Pratt holds that Columbus Day was originally celebrated as a way to “create autonomy from Europe.”
“I think it was partly about celebrating how the colonies came free from the rule monarchy,” he said. “But while putting Columbus Day in place - even though it may have been done with the right intention - what they did was minimize the impact of the Native American to this land.”
The name switchover in Evanston isn’t a sure thing, however.
Since the initial news of the name and honoree change for the second Monday in October was made, a report surfaced from Evanston Now indicating the Italian American Human Relations Foundation of Chicago will fight the move.
Louis Rago, president of the Foundation, says he has no problem with adding an Indigenous Peoples Day, just as long as it falls on another date on the calendar.
“I don’t understand why it has to fall on Columbus Day,,” Rago said. “There are so many other days…There’s a group of people that feel that whatever good came from Columbus landing on the shores of the Americas, all the evil that’s happened since 1492 is his fault.”
Rago also pointed out that Evanston ridding itself of Columbus Day would be unfair since the city is named after John Evans, who has been accused of being part of a massacre of Indians himself.

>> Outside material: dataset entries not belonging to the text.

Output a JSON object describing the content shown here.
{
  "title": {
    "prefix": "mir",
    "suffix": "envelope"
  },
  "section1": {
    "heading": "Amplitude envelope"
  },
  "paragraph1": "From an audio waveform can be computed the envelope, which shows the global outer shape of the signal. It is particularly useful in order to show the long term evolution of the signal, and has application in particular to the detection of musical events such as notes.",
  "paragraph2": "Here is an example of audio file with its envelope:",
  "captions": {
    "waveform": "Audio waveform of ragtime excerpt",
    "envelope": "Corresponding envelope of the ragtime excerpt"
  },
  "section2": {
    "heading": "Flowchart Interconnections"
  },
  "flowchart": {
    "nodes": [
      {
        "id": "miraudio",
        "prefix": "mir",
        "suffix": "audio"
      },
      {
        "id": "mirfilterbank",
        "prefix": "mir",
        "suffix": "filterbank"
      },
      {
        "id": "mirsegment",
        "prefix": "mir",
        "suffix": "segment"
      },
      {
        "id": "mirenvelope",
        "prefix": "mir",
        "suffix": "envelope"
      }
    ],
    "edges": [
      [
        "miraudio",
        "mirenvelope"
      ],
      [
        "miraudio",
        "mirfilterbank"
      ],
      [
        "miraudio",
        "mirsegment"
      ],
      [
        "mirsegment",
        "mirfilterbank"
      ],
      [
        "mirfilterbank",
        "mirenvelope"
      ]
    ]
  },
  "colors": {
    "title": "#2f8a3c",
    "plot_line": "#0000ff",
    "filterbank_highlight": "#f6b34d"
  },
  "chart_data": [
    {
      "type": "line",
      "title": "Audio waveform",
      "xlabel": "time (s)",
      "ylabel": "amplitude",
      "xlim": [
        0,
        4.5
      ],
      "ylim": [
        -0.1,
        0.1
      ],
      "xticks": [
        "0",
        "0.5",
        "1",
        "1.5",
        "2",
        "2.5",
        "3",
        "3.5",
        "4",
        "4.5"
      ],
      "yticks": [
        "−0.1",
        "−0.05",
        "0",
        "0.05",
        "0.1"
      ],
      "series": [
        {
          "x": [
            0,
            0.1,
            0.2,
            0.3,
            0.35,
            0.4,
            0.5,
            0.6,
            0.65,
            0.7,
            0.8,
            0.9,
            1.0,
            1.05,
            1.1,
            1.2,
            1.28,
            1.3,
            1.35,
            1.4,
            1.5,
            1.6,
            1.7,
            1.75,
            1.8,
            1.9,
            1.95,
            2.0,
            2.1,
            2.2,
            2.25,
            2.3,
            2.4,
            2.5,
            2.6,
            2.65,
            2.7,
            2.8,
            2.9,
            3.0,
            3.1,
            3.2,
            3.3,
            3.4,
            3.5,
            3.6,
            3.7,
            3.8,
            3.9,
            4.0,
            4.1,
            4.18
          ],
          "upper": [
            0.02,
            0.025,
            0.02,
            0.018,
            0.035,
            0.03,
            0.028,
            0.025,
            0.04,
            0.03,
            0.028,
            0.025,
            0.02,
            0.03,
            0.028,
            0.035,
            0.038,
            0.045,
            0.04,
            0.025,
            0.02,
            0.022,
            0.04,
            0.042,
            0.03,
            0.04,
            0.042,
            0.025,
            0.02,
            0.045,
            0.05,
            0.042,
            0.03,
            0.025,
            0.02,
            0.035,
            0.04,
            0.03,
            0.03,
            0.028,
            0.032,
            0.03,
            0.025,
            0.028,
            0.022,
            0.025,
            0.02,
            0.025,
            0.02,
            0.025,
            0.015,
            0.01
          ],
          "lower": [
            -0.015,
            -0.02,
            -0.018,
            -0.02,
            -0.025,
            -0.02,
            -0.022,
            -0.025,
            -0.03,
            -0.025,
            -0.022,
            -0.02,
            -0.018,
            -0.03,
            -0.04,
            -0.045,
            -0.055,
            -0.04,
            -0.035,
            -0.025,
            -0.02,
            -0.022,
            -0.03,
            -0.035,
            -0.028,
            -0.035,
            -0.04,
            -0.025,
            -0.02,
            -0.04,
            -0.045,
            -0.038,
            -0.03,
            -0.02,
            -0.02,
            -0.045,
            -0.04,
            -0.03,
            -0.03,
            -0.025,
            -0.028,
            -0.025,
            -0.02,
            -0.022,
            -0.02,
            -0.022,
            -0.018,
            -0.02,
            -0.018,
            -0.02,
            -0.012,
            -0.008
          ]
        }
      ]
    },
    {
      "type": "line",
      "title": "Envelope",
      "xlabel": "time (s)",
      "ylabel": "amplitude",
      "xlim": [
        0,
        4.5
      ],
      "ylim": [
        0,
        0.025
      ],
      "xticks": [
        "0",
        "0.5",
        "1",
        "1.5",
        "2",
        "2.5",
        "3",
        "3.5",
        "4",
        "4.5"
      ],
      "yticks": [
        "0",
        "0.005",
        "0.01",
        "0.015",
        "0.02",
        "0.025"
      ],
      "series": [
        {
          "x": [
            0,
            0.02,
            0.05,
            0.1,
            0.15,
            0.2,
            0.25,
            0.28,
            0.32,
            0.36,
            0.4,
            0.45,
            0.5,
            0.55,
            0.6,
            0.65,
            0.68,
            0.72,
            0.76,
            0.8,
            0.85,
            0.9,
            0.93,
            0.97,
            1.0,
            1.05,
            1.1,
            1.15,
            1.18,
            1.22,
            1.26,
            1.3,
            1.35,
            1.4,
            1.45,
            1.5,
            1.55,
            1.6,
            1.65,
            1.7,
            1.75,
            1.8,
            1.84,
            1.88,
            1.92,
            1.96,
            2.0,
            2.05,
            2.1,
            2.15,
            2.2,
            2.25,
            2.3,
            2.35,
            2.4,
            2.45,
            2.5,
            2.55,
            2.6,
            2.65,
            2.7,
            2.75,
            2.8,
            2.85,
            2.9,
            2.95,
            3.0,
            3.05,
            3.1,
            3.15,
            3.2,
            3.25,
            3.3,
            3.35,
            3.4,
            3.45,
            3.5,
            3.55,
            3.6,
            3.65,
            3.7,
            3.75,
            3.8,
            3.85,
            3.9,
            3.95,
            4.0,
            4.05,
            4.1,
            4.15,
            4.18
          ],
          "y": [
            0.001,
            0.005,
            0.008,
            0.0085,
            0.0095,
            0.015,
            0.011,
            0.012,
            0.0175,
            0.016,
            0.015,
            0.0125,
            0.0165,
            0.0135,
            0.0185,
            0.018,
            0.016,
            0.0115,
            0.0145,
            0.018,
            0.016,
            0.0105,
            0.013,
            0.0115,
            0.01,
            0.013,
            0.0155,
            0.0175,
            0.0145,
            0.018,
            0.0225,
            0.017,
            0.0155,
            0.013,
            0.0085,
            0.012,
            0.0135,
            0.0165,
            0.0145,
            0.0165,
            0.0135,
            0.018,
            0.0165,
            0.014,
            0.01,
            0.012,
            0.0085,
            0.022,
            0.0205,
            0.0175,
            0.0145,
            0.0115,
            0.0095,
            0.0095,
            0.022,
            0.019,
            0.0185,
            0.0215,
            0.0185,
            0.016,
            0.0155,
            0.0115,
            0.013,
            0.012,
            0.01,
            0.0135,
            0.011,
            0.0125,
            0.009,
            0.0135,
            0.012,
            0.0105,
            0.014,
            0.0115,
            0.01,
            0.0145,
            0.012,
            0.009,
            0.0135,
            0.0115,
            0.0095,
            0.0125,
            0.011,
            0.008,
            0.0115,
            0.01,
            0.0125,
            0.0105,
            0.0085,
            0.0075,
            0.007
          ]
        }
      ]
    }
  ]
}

But Columbus’ intent to “enslave and rob a nation that nourished and saved him as their first act of welcome” should not “instill pride or honor in a People as proud and honorable as the Italian Americans,” Pratt said.
“The Italian American community has contributed a hardworking, strong, vibrant, and proud contribution instrumental in every aspect of the building of this country as it is today,” he added.
“To feel slighted by the potential change of Columbus Day to Indigenous Peoples Day is an unfortunate byproduct of righting a misconception. I can most assuredly confirm to all communities that we, the Anishinawbe (First Peoples) of this land knew exactly where we were. Columbus on the other hand, as accomplished a navigator as he was in previous endeavors, was lost.”
The progressive move on the part of present-day Evanston has brought out the hometown pride in Pratt, who said he chose the town because it was “as close as a neighborhood we could find in Chicago” that reminded him of where he lived in Toronto.
“Evanston welcomes all races and cultures,” he said, remembering how he was attracted to the city’s “peaceful schools” and diversity.
“In my opinion, Evanston has been head and shoulders above Chicago and the surrounding suburbs in efforts to create a living environment that is harmonious to all,” he said. “Evanston did something in a land where it was illegal to be yourself, or at least an American Indian. I’m very proud of that.”